Kişinin [zekat verene dua ederken] peygamberler ve meleklerden başka bir kimseye salat okuması mekruhtur; çünkü bu bidat ehlinin [ehli sünnet dışı mezheplere bağlı olanların] şiarıdır. Nitekim anlam olarak başkası hakkında söylenmesi doğru olsa bile "azze ve celle [azizdir ve yücedir]" ifadesi de yalnızca Allah için söylenir. Çünkü bu ifade yalnızca Allah için kullanılır olmuştur. Bununla birlikte Peygamberlere bitişik olarak insanlar hakkında salat ifadesi kullanılır.
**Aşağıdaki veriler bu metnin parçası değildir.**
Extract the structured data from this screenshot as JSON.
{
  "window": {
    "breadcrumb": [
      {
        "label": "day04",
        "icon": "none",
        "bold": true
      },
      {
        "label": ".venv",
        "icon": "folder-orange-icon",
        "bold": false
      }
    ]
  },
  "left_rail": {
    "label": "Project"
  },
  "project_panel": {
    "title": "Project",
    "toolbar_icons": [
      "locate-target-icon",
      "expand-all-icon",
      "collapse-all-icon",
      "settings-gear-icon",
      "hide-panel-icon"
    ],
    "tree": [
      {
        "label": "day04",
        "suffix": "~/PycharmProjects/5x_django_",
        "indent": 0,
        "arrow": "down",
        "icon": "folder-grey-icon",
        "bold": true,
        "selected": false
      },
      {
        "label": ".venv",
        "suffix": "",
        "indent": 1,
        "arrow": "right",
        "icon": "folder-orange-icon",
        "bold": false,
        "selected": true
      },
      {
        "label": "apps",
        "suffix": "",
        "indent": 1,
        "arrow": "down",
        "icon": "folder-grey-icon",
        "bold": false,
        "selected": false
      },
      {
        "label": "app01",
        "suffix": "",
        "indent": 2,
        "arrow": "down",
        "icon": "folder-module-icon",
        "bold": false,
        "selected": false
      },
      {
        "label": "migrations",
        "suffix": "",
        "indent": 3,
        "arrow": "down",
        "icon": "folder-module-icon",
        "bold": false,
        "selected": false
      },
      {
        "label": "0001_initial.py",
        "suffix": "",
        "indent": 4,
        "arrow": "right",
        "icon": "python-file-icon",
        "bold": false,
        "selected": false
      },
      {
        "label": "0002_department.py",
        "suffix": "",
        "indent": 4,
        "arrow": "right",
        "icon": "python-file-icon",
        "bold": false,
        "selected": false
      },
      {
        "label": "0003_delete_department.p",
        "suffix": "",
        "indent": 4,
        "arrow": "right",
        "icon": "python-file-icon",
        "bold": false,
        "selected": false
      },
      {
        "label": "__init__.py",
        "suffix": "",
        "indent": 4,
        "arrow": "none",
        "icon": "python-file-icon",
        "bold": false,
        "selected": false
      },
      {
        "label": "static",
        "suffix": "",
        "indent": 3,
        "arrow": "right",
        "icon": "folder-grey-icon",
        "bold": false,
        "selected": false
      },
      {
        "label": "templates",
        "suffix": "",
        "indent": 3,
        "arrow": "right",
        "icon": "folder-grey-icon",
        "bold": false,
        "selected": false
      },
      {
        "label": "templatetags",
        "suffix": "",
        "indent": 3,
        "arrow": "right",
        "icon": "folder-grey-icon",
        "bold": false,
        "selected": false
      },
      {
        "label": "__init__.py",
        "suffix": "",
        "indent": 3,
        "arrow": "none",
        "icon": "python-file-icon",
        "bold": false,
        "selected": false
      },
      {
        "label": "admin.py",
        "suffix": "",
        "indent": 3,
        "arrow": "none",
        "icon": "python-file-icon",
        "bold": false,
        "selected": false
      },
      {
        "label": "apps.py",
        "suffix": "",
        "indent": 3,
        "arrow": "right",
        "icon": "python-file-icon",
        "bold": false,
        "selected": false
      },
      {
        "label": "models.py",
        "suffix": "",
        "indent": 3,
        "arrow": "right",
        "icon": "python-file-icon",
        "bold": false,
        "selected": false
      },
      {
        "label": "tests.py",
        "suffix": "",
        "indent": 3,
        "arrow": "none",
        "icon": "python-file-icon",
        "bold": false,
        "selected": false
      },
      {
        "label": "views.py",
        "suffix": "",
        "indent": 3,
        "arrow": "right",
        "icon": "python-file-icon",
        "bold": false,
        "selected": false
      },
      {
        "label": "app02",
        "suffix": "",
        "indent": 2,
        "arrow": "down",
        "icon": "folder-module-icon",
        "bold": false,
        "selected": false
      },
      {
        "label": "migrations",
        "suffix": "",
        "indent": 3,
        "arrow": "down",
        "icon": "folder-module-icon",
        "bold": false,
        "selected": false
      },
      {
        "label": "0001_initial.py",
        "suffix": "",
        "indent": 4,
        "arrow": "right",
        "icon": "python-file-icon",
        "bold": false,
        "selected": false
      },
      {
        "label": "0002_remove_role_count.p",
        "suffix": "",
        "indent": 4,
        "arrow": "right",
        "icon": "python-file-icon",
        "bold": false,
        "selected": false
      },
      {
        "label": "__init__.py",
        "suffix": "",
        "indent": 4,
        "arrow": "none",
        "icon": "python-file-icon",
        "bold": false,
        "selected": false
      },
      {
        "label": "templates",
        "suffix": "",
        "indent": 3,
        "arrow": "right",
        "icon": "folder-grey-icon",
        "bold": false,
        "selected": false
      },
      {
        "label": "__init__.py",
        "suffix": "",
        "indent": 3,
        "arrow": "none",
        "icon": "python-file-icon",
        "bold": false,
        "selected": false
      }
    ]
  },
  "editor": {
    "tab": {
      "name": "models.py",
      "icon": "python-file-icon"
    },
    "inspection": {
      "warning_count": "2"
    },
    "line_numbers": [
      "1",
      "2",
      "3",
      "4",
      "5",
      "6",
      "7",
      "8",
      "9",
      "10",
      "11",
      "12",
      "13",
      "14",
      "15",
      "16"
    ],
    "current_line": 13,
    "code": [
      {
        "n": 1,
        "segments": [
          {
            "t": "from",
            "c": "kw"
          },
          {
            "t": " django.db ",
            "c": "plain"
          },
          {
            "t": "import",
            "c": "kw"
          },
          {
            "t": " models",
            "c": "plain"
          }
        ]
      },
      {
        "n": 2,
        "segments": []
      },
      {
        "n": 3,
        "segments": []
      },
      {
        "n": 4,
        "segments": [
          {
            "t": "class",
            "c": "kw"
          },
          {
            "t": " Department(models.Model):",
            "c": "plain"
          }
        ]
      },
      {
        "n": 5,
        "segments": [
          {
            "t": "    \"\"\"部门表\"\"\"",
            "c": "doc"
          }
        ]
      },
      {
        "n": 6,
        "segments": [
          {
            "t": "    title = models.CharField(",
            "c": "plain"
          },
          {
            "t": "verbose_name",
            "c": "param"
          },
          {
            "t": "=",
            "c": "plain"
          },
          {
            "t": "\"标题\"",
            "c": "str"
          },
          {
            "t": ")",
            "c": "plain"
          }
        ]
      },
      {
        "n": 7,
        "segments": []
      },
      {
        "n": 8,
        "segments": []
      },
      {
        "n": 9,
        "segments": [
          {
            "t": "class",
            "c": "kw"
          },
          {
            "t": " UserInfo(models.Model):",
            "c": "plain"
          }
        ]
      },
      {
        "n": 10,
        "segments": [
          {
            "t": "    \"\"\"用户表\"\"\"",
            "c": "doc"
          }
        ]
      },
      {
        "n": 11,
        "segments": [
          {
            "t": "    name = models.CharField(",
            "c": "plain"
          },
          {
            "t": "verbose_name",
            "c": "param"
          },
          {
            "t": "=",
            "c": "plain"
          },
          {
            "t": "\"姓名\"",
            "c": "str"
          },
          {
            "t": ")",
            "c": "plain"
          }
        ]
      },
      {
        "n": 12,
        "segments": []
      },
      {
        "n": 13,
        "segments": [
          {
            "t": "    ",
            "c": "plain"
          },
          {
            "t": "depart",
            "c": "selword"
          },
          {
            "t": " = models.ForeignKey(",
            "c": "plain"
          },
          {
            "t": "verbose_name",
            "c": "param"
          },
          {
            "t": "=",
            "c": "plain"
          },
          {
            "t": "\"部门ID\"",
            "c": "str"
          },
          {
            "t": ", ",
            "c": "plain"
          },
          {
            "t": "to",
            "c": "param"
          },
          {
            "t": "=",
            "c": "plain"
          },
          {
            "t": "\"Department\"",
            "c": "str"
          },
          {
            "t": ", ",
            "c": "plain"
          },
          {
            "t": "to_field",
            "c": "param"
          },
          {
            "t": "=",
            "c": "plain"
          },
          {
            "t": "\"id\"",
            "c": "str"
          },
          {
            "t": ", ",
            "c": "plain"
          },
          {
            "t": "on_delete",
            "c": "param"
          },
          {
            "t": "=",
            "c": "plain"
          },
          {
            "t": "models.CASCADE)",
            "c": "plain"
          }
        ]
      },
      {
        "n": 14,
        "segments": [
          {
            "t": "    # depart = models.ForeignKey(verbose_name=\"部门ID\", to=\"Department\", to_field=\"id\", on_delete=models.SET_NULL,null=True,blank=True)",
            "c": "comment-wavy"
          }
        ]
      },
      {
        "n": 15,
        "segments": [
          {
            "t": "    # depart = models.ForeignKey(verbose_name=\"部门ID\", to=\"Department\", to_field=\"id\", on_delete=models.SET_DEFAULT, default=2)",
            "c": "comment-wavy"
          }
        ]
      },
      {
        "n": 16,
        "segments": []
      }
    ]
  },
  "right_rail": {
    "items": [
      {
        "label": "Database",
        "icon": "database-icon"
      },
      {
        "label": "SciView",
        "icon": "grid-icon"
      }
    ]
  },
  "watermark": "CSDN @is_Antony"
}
Nitekim Allahümme salli ala Muhammedin ve ala ali Muhammedin ve ashabihi ve ezvacihi ve etbaih. diye salavat okumak caizdir. Peygamberler ve melekler dışındakilerin kapsamından Lokman ve Meryem gibi peygamberliğinde ihtilaf edilen kimseler istisna edilir. Meşhur görüşe göre bunlar peygamber değildir. Bununla birlikte Nevevl'nin el-Ezkar adlı eserinden anlaşıldığına göre bu ikisine salat ve selam okumak mekruh değildir; çünkü bu ikisi "radiyallahu anhu [Allah ondan razı olsun]" denilen kimselerin durumundan daha yücedir.

 

Peygamberlerin ve meleklerin diğer şahıslara salat okumaları ise mekruh değildir; çünkü salat onların hakkıdır, onların bu hakkı başkalarına lutfetme yetkileri vardır. Hz. Peygamber (s.a.v.)'in "Allah'ım Ebu Evfa'nın ailesine salat eti" şeklinde sahih bir hadisi vardır.

 

Yukarıda zikredilen hükümler bakımından "selam" da "salat" gibidir. Çünkü Allah (c.c.) bu ikisini bir arada zikretmiştir. Ancak gerek hayatta olanlara gerekse ölülere bu şekilde hitap ederek söze başlamak sünnet, verilen selamı almak ise farzdır. Bu, ilgili bölümde gelecektir.

 

Mektuplarda yazılı olan selamlar da yüzyüze konuşma gibi kabul edilir.

 

Peygamberler dışında insanların hayırlılarına "radiyallahu anh [Allah ondan razı olsun]" ve "rahimehullah [Allah ona merhamet etsin]" demek sünnettir. Nevevi el-Mecmu'da şöyle demiştir: Bazıları radiyallahu anh ifadesinin yalnızca sahabe hakkında rahmetullahi aleyh ifadesinin ise sahabe dışındakiler hakkında kullanılabileceğini söylemişlerdir. Bu görüş zayıftır.